Hani Yalı Çapkını senaryosundaki tutarsızlıklara dair serzenişleri dile getiriyoruz ya, size sadece yakın iki bölümden iki replik vereceğim. Artık fazla söze gerek yok!
“Ne kadar güzelsin sen. Senin bir erkek arkadaşın olabilir, öyle mi? Sen beni unutabileceğini mi sandın Pelo? İlk öpüşmemizi, ilk el ele tutuşmamızı, ilk birlikte olduğumuz geceyi unutabileceğini mi sandın, sen tüm hücrelerine kadar benimsin.. Unutmuşsun bunu, belli. Sana bir hatırlatmam gerekiyordu bunu”

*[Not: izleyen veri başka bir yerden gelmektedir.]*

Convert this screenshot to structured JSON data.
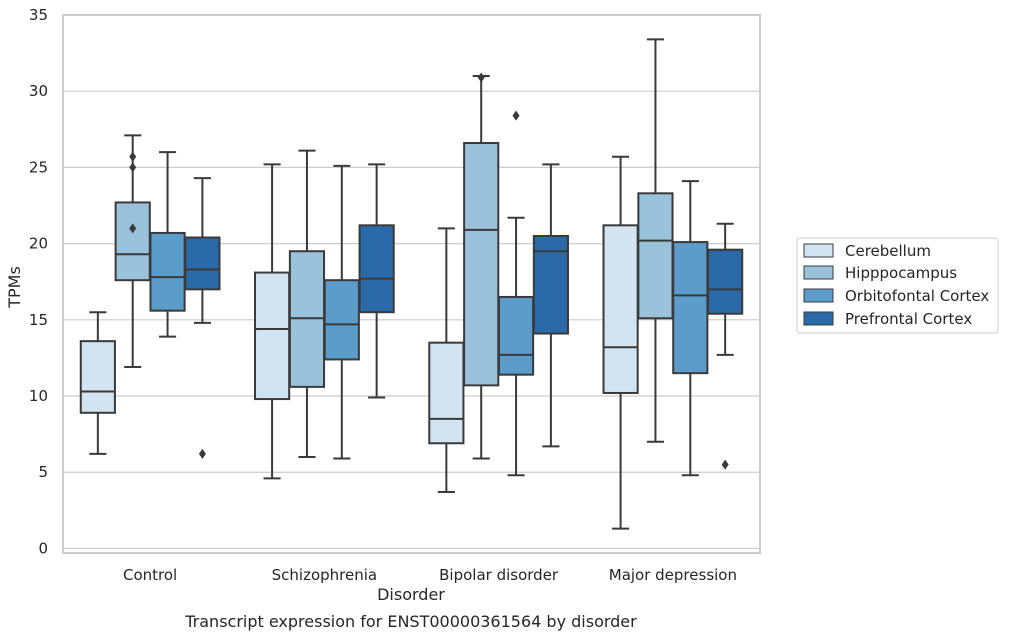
{
  "chart_data": {
    "type": "boxplot",
    "caption": "Transcript expression for ENST00000361564 by disorder",
    "xlabel": "Disorder",
    "ylabel": "TPMs",
    "ylim": [
      -0.3,
      35
    ],
    "yticks": [
      0,
      5,
      10,
      15,
      20,
      25,
      30,
      35
    ],
    "grid": "horizontal",
    "legend_position": "right",
    "categories": [
      "Control",
      "Schizophrenia",
      "Bipolar disorder",
      "Major depression"
    ],
    "series": [
      {
        "name": "Cerebellum",
        "color": "#d2e3f2",
        "boxes": [
          {
            "whislo": 6.2,
            "q1": 8.9,
            "med": 10.3,
            "q3": 13.6,
            "whishi": 15.5,
            "fliers": []
          },
          {
            "whislo": 4.6,
            "q1": 9.8,
            "med": 14.4,
            "q3": 18.1,
            "whishi": 25.2,
            "fliers": []
          },
          {
            "whislo": 3.7,
            "q1": 6.9,
            "med": 8.5,
            "q3": 13.5,
            "whishi": 21.0,
            "fliers": []
          },
          {
            "whislo": 1.3,
            "q1": 10.2,
            "med": 13.2,
            "q3": 21.2,
            "whishi": 25.7,
            "fliers": []
          }
        ]
      },
      {
        "name": "Hipppocampus",
        "color": "#9ac3db",
        "boxes": [
          {
            "whislo": 11.9,
            "q1": 17.6,
            "med": 19.3,
            "q3": 22.7,
            "whishi": 27.1,
            "fliers": [
              21.0,
              25.0,
              25.7
            ]
          },
          {
            "whislo": 6.0,
            "q1": 10.6,
            "med": 15.1,
            "q3": 19.5,
            "whishi": 26.1,
            "fliers": []
          },
          {
            "whislo": 5.9,
            "q1": 10.7,
            "med": 20.9,
            "q3": 26.6,
            "whishi": 31.0,
            "fliers": [
              30.9
            ]
          },
          {
            "whislo": 7.0,
            "q1": 15.1,
            "med": 20.2,
            "q3": 23.3,
            "whishi": 33.4,
            "fliers": []
          }
        ]
      },
      {
        "name": "Orbitofontal Cortex",
        "color": "#5b9ccb",
        "boxes": [
          {
            "whislo": 13.9,
            "q1": 15.6,
            "med": 17.8,
            "q3": 20.7,
            "whishi": 26.0,
            "fliers": []
          },
          {
            "whislo": 5.9,
            "q1": 12.4,
            "med": 14.7,
            "q3": 17.6,
            "whishi": 25.1,
            "fliers": []
          },
          {
            "whislo": 4.8,
            "q1": 11.4,
            "med": 12.7,
            "q3": 16.5,
            "whishi": 21.7,
            "fliers": [
              28.4
            ]
          },
          {
            "whislo": 4.8,
            "q1": 11.5,
            "med": 16.6,
            "q3": 20.1,
            "whishi": 24.1,
            "fliers": []
          }
        ]
      },
      {
        "name": "Prefrontal Cortex",
        "color": "#2b6aa8",
        "boxes": [
          {
            "whislo": 14.8,
            "q1": 17.0,
            "med": 18.3,
            "q3": 20.4,
            "whishi": 24.3,
            "fliers": [
              6.2
            ]
          },
          {
            "whislo": 9.9,
            "q1": 15.5,
            "med": 17.7,
            "q3": 21.2,
            "whishi": 25.2,
            "fliers": []
          },
          {
            "whislo": 6.7,
            "q1": 14.1,
            "med": 19.5,
            "q3": 20.5,
            "whishi": 25.2,
            "fliers": []
          },
          {
            "whislo": 12.7,
            "q1": 15.4,
            "med": 17.0,
            "q3": 19.6,
            "whishi": 21.3,
            "fliers": [
              5.5
            ]
          }
        ]
      }
    ]
  },
  "colors": {
    "grid": "#cccccc",
    "frame": "#cccccc",
    "box_edge": "#3a3a3a",
    "text": "#262626"
  }
}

-ki hatırlatmak isterim bu replikteki ‚‘sen bana aitsin‘ cümlesi fragman ertesi tepkiler üzerine ‘sen tüm hücrelerine kadar benimsin.“ olarak değişmişti.
“Siz benim ailemsiniz. Seyran benim ailem, benim karım. Bak sana yemin ederim; sana, Suna’ya, Esme Anneme, Hattuç Hanım’a, Seyran‘ın tırnağına zarar gelsin, dünyayı yakarım. Yemin ederim“
-ki hatırlatmak isterim bu cümleler ağızdan çıktığında karısı ile paylaştığı odada kız arkadaşı (!), akşam yemeği sofrasında ise Ferit’in suçları yüzünden karısı Seyran’a had bildiren dedesi vardı.

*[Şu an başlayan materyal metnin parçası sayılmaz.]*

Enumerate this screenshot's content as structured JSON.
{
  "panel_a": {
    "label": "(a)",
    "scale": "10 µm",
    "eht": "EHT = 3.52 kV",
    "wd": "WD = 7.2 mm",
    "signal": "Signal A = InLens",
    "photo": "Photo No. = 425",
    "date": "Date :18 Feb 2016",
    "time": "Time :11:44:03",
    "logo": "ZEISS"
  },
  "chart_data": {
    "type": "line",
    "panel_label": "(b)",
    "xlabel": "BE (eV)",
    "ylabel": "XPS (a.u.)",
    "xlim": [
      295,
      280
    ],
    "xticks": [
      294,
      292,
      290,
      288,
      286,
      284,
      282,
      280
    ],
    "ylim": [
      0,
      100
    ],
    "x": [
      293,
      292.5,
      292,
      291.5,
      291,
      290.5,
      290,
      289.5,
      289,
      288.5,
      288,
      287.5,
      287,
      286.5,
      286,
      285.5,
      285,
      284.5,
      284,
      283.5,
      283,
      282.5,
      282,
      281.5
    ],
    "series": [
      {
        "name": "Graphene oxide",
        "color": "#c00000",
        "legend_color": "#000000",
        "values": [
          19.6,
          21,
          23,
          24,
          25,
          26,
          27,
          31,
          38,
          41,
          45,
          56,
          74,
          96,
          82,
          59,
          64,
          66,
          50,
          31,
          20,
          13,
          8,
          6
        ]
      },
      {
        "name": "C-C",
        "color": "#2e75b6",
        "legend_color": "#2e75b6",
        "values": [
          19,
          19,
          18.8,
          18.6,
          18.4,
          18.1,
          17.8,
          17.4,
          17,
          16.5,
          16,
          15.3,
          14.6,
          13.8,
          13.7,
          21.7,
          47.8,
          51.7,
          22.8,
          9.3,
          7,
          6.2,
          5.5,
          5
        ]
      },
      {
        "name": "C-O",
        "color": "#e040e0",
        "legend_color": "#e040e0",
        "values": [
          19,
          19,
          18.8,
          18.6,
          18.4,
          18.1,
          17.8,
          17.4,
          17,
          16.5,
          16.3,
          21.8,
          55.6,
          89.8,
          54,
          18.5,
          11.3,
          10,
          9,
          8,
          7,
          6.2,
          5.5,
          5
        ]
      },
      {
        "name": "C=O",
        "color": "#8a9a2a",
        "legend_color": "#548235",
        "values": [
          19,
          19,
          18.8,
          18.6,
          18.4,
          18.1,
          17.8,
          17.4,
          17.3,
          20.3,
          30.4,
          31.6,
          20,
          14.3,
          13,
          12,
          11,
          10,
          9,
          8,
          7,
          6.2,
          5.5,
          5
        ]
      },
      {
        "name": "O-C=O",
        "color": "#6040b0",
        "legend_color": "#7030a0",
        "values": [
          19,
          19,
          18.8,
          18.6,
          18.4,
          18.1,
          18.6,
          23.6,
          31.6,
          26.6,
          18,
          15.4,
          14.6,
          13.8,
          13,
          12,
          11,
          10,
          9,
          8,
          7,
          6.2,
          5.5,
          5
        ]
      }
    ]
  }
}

Hikayemiz gerçek bir hikaye olabilir. Ferit aslına uygun şekilde yukarıdaki cümleleri neredeyse birkaç gün ara ile kurabilecek kadar dengesiz de olabilir. Ama tüm bu gerçekler, izlediğimiz bölümler ışığında gösteriyor ki, senaristimiz bu mevcut hikayeyi sahiplenip ekran karşısındaki izleyiciye aktarabilecek kadar ehil değil. Tipik bir Gülseren Buğdayıcıoğlu hikayesi deyip geçmeyin; Masumlar Apartmanı’ndan Kırmızı Oda’daki hikayelere ne başarılı kalemler gördü bu gözler.
Ama senaristimizin başarılı olduğu bazı konular da yok değil! İzleyicilerin taleplerine / sorularına dizi içine yerleştirdiği replikler / sahneler ile yanıt verme çabası takdir edilesi^^ Dizinin ilk bölümlerinde, bile isteye, Seyran – Ferit arasında tatlı, bazen elektrik yüklü atışmalar yazarak aşk kıvılcımları göstermek, izleyici Ferit karakterinin gelişimi, dönüşümü ile romcom tadında aşk itirafları beklediğinde de izleyici ile dalga geçebilme hakkını kendinde görmek de büyük başarı!
Bölümü izledim mi? Evet! Gelecek hafta izler miyim? Ona da evet, ama en ufak bir merak kırıntısı olmadan… Ferit’in vurulması ile Serter’in gerçekten tehlikeli bir adam olduğu vicdan azabı ile hastane odasında barışan bir SeyFer pek de sürprizli olmaz değil mi? Pelin’in yalının kapısından girip kendini sevgilisinin yatak odasına sokması, bir de sürekli bundan rahatsız olduğunu dile getirmesi nasıl olsa unutulur. Sahi izlemek kısmet olmadı ama; Ferit Kazım ile buluşmaya gitmeseydi koca yalıda Pelin’e oda açmadıklarına göre Ferit’in aklında nasıl bir uyku planı vardı acaba? (Gerçi karısı ve baldızı ile koyun koyuna uyumayı teklif etmişti, koltukta Seyran / yatakta Ferit +Pelo; koltukta Ferit / yatakta Seyro +Pelo ya da hepsi yatakta ^^ her türlü versiyona şaşırmamak lazım.) Ferit kurşun yedi, bak Allah’ın işine…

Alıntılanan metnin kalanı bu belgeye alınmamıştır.